Quelques occurrences de l'Ich-Idéal, de l'Idéal du moi,

dans le texte freudien

Liliane Fainsilber

Je n'en ai retenu, pour cette fois-ci, que deux. Deux autres suivront.

1 - L'idéal du moi dans " Pour introduire le narcissisme "

L'Idéal du moi est mis en lien avec le monde culturel du sujet. Il détermine ses attaches symboliques. C'est expressément formulé par Freud. Il est introduit à propos de la question du refoulement. " Nous avons appris que des motions pulsionnelles subissent le destin du refoulement pathogène, lorsqu'elles viennent en conflit avec les représentations culturelles et éthiques de l'individu. Par cette condition, nous n'entendons jamais que cette personne a de l'existence de ces représentations une simple connaissance intellectuelle, mais toujours qu'elle les reconnaît comme faisant autorité pour elle, qu'elle se soumet aux exigences qui en découlent… la formation d'idéal serait du côté du moi, la condition du refoulement. " C'est donc en fonction de son idéal du moi que le moi refoule avac plus ou moins de sévérité les motions pulsionnelles que ses exigences culturelles et éthiques réprouvent. Si j'ai bien saisi cette dialectique, le moi tel qu'il pourrait répondre aux exigences de son idéal, deviendrait alors moi-idéal. Pour qu'il soit idéal, il faut bien qu'il soit sinon inaccessible, au moins non encore atteint.

2 - L'idéal du moi dans " l'identification "

Cettte forme d'identification est explicitement liée par Freud à la fin de l'Œdipe. Elle est son mode de sortie. Mais en suivant le texte ligne à ligne, il est incontestable que cet Idéal du moi est lié à l'image du père, en contradiction avec le fait qu'à la sortie de l'Œdipe, l'identification peut se faire à l'objet de haine à savoir la mère qui entre en concurrence dans l'amour du père et dans le désir d'être aimé de lui. Ce qui brouille un peu les pistes, c'est que dans ce texte, Freud choisit tout d'abord l'exemple du petit garçon et laisse en suspens, pour cette première forme d'identification, l'identification narcissique au père, ce qu'il en est de la fille. Il le laisse en suspens, mais est-ce que nous ne pouvons pas avancer qu'il n'y a pas de différence entre les deux, fille ou garçon, tout au moins à ce temps logique là de la constitution du sujet. Pourquoi ? Freud ainsi que Mélanie Klein d'ailleurs nous parlent du " parent combiné " ou du " monstre bi-parental ". Ce qu'ils évoquent ainsi c'est le fait que le père et la mère sont tous les deux pourvus d'un phallus, mais il en est de même pour la petite fille, elle se comporte, à la phase phallique comme un " être garconnier ". Donc il me semble qu'on peut poser les mêmes étapes, les mêmes franchissements logiques, pour la petite fille et pour le garçon.

 

Donc je l'aborde dans le texte : " La psychanalyse voit dans l'identification, la première manifestation d'un attachement affectif à une autre personne. Cette identification joue un rôle important dans le complexe d'Œdipe, aux premières phases de sa formation. Le petit garçon manifeste un grand intérêt pour son père : il voudrait devenir et être ce qu'il est, le remplacer à tous égards.
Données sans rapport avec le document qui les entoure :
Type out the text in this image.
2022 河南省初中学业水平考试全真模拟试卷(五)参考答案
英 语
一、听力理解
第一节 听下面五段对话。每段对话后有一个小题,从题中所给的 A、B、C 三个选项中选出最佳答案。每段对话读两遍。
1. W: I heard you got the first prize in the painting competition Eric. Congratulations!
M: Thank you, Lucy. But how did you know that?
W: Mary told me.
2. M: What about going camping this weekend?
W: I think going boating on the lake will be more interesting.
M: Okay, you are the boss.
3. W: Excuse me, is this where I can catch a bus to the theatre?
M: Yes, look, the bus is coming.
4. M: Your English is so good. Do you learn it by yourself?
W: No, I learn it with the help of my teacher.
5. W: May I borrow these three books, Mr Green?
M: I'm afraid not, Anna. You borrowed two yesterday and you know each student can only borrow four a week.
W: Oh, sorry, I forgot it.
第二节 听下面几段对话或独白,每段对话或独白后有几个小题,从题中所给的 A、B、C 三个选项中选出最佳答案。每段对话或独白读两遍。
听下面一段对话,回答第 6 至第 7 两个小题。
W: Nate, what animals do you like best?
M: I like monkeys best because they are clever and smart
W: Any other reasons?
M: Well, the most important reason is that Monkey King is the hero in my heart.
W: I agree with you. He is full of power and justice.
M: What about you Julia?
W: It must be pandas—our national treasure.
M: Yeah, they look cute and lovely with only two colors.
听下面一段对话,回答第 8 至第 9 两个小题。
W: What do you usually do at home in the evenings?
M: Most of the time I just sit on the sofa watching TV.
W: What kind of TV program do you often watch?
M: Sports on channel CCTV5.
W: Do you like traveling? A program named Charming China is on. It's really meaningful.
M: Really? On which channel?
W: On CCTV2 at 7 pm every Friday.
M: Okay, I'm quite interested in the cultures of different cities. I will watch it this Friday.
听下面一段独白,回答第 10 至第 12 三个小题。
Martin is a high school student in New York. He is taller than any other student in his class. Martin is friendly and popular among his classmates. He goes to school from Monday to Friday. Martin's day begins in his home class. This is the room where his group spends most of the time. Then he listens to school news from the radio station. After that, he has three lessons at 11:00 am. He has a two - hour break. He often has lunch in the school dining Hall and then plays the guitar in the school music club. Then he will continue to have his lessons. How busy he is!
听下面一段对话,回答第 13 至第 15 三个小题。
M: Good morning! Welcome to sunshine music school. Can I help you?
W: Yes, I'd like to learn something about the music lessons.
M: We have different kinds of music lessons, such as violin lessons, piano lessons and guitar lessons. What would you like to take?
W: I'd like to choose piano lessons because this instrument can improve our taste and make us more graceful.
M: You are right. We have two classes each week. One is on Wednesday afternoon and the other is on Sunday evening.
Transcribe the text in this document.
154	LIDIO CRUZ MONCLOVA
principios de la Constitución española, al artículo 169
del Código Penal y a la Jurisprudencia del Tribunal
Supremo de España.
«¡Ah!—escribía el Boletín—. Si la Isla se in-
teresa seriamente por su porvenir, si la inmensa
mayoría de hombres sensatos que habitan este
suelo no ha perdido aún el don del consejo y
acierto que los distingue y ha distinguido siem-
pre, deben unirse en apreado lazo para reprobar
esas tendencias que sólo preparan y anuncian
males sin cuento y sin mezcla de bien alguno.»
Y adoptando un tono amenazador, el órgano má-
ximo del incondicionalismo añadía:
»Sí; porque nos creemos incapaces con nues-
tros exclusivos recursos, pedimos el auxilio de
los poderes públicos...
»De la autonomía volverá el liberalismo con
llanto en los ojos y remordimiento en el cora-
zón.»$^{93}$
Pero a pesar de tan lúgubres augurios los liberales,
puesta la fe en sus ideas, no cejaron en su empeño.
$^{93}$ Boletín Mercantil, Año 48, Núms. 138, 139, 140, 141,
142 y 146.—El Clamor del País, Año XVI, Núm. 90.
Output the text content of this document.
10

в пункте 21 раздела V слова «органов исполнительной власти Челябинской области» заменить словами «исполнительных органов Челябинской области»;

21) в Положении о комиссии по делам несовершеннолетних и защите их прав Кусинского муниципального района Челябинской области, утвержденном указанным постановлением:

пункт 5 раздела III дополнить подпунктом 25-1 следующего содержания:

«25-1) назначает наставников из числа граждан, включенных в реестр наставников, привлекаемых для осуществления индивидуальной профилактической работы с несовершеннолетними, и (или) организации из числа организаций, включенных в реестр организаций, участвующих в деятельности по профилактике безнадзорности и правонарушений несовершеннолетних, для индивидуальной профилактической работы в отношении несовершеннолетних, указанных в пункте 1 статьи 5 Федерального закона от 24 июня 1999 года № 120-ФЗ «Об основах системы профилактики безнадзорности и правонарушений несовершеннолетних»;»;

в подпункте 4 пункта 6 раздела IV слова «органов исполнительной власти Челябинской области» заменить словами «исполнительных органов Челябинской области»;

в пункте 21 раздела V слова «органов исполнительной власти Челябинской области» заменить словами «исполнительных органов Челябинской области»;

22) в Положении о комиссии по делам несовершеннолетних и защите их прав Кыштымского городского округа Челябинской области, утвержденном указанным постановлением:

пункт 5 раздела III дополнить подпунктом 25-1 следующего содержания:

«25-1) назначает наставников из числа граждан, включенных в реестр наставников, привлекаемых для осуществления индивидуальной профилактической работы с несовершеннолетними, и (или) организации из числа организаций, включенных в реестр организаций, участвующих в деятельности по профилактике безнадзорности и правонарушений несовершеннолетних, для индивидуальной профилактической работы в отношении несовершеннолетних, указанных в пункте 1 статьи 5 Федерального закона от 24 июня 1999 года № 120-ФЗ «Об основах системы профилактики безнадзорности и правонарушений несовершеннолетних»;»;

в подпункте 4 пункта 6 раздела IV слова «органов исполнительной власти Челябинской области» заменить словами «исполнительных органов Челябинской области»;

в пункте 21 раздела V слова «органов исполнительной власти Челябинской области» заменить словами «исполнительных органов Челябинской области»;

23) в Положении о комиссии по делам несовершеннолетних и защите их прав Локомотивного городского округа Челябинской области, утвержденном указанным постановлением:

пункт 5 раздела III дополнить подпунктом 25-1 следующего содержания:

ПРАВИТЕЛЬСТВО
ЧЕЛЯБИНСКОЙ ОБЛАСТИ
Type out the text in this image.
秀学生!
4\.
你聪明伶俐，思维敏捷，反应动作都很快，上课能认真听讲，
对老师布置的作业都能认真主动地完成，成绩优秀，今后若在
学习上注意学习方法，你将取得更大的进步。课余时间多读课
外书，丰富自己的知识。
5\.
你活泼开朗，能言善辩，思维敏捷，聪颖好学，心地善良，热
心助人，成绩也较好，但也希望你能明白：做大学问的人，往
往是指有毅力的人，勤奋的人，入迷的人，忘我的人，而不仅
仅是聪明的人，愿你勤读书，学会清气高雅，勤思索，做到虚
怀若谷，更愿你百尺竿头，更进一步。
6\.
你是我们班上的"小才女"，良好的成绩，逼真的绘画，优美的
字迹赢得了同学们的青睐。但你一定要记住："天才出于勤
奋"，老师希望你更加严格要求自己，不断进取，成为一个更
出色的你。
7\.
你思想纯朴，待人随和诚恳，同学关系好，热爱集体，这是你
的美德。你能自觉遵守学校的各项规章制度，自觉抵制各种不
Disons le tranquillement, il fait de son père son idéal. Donc la question de l'Idéal du moi est posée d'emblée à l'origine des identifications oedipiennes, lui servant en quelque sorte de matrice. En effet c'est pas un effet de régression, donc de retour à cette première forme d'identification que l'on appelle identification narcissique au père, que se mettra en place, à la sortie de l'oedipe, comme témoignage en somme de l'abandon des objets oedipiens, l'identification à un petit trait de l'objet aimé, que Lacan a isolé sous le nom de trait unaire, signifiant qui représente le sujet pour un autre signifiant et donc sous lequel il disparaît.

- A ne pas oublier : la troisième forme d'identification

qui se fait, elle aussi, par le symptôme

 

Parmi ces trois formes d'identification, il ne faut pas oublier la troisième, sous ses airs un peu surrannés, à propos de jeunes filles de pensionnat qui font des crises d'hystérie. Elle mérite toute notre attention, puisque Lacan l'appelle identification hystérique au désir de l'Autre. C'est en effet grâce à elle que le désir du sujet peut prendre naissance en prenant appui sur le désir de l'Autre, et là précisément je dirais, en fonction des insignes du père, de ce trait unaire, appui sur le désir du père et notamment son désir pour une femme. (Lacan reprendra beaucoup plus tard, cette question du désir du père, dans les dernières années de son séminaire, sous la forme de ce qu'il appellera, jouant sur les mots " sa père-version ").